🤖 AI Summary
This study addresses the reliability limitations of open-source large language models (LLMs) in power system code generation, where hallucinated functions and incorrect API usage often stem from poorly defined knowledge boundaries, hindering local deployment. To overcome this without fine-tuning or cloud reliance, the authors propose an intervention framework that integrates an execution-based evaluation benchmark, PowerCodeBench, with a documentation-driven knowledge boundary probing mechanism (L0–L3) and on-demand documentation injection for requirement-guided correction. The approach boosts the accuracy of all open-source LLMs with ≥7B parameters and commercial APIs by 32–56 percentage points. Notably, 70B–120B parameter models achieve performance comparable to mid-tier commercial systems—approaching that of a 480B-parameter model—while reducing prompt token consumption to just 41% of baseline costs.
📝 Abstract
Large language models (LLMs) are increasingly used to automate power-system analysis, but many utilities and energy-research labs require on-premise serving for confidentiality, regulatory, reproducibility, and cost reasons. This makes the reliability of open-weight models a deployment issue. We show that first-pass failures in power-system code generation are dominated not by reasoning alone, but by structured API-knowledge boundary errors: hallucinated function names, misused parameters, and mishandled result tables in versioned simulation libraries.
We introduce PowerCodeBench, an execution-validated benchmark generator that pairs natural-language operator queries with pandapower code and numerical ground truth; an L0-L3 documentation-driven probing procedure that measures per-model API knowledge profiles; and a boundary-aware intervention that combines query-side API demand estimation with targeted proactive documentation injection and routed reactive correction.

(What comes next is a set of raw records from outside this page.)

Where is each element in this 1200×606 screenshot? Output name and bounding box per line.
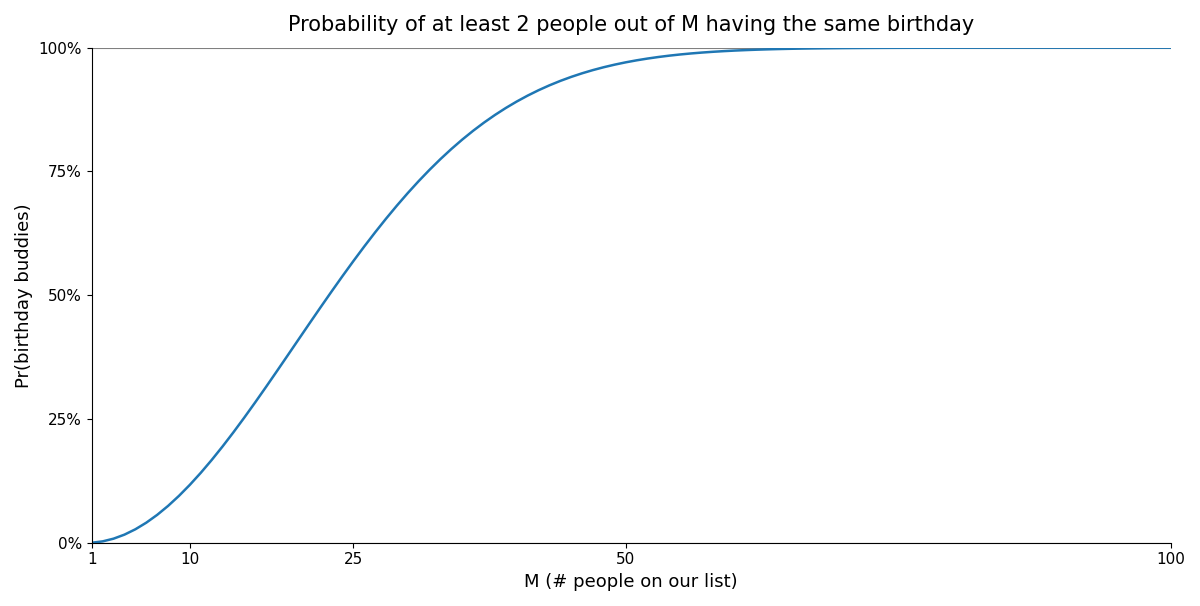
Y-axis label: Pr(birthday buddies): Pr(birthday buddies) bbox=[16, 203, 34, 387]
X-axis label: M (# people on our list): M (# people on our list) bbox=[524, 573, 738, 591]
Title: Probability of at least 2 people out of M having the same birthday: Probability of at least 2 people out of … bbox=[288, 15, 974, 35]
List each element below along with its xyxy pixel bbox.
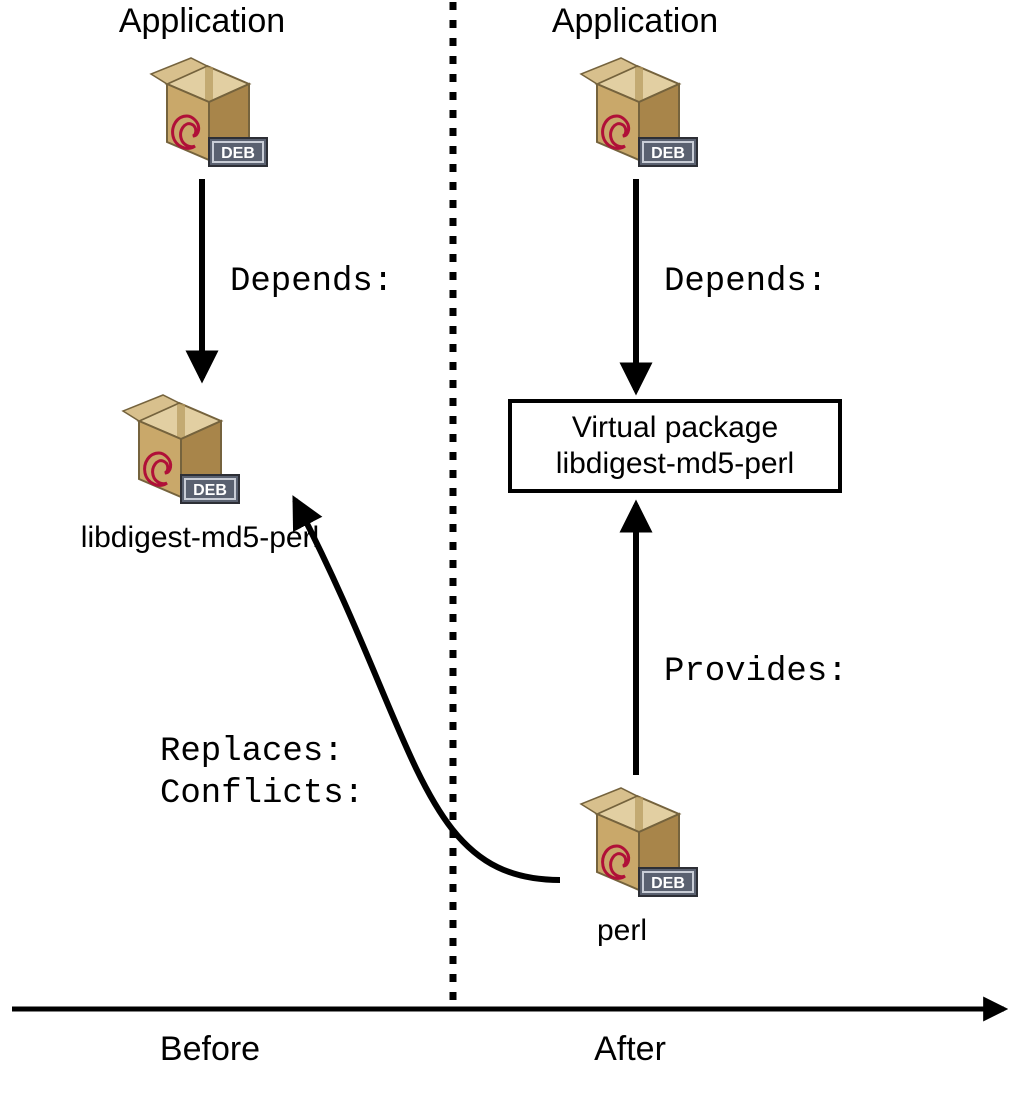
header-application-left: Application: [119, 2, 285, 40]
depends-left-label: Depends:: [230, 263, 393, 301]
package-icon-application-left: DEB: [151, 58, 267, 166]
package-label-perl: perl: [597, 914, 647, 947]
virtual-package-title: Virtual package: [572, 411, 778, 444]
replaces-label: Replaces:: [160, 733, 344, 771]
package-icon-perl: DEB: [581, 788, 697, 896]
deb-badge-text: DEB: [221, 145, 255, 162]
virtual-package-name: libdigest-md5-perl: [556, 447, 794, 480]
timeline-before-label: Before: [160, 1030, 260, 1068]
conflicts-label: Conflicts:: [160, 775, 364, 813]
deb-badge-text: DEB: [651, 145, 685, 162]
provides-label: Provides:: [664, 653, 848, 691]
deb-badge-text: DEB: [651, 875, 685, 892]
timeline-after-label: After: [594, 1030, 666, 1068]
depends-right-label: Depends:: [664, 263, 827, 301]
package-label-libdigest: libdigest-md5-perl: [81, 521, 319, 554]
package-icon-libdigest: DEB: [123, 395, 239, 503]
deb-badge-text: DEB: [193, 482, 227, 499]
package-icon-application-right: DEB: [581, 58, 697, 166]
header-application-right: Application: [552, 2, 718, 40]
replaces-conflicts-arrow: [295, 500, 560, 880]
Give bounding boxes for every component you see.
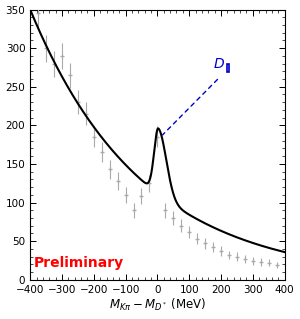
- Text: Preliminary: Preliminary: [33, 256, 124, 271]
- X-axis label: $M_{K\pi}-M_{D^*}$ (MeV): $M_{K\pi}-M_{D^*}$ (MeV): [109, 297, 206, 314]
- Text: $D$: $D$: [213, 57, 225, 71]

On a 2,000-task frozen release, we evaluate ten open-weight LLMs (1.5B-480B parameters) and four commercial mid-tier APIs. The intervention improves every evaluated open-weight model of at least 7B parameters and every commercial API by 32 to 56 accuracy points. Open-weight models in the 70B-120B range match the commercial mid-tier accuracy range, while Llama-3.1-405B and Qwen3-Coder-480B lead the panel. The targeted prompts preserve the full-context accuracy ceiling while using 41% of the prompt-token cost. The result is an accuracy-side, deployment-time path toward reliable on-premise LLM assistance for grid-analysis workflows without fine-tuning or cloud inference.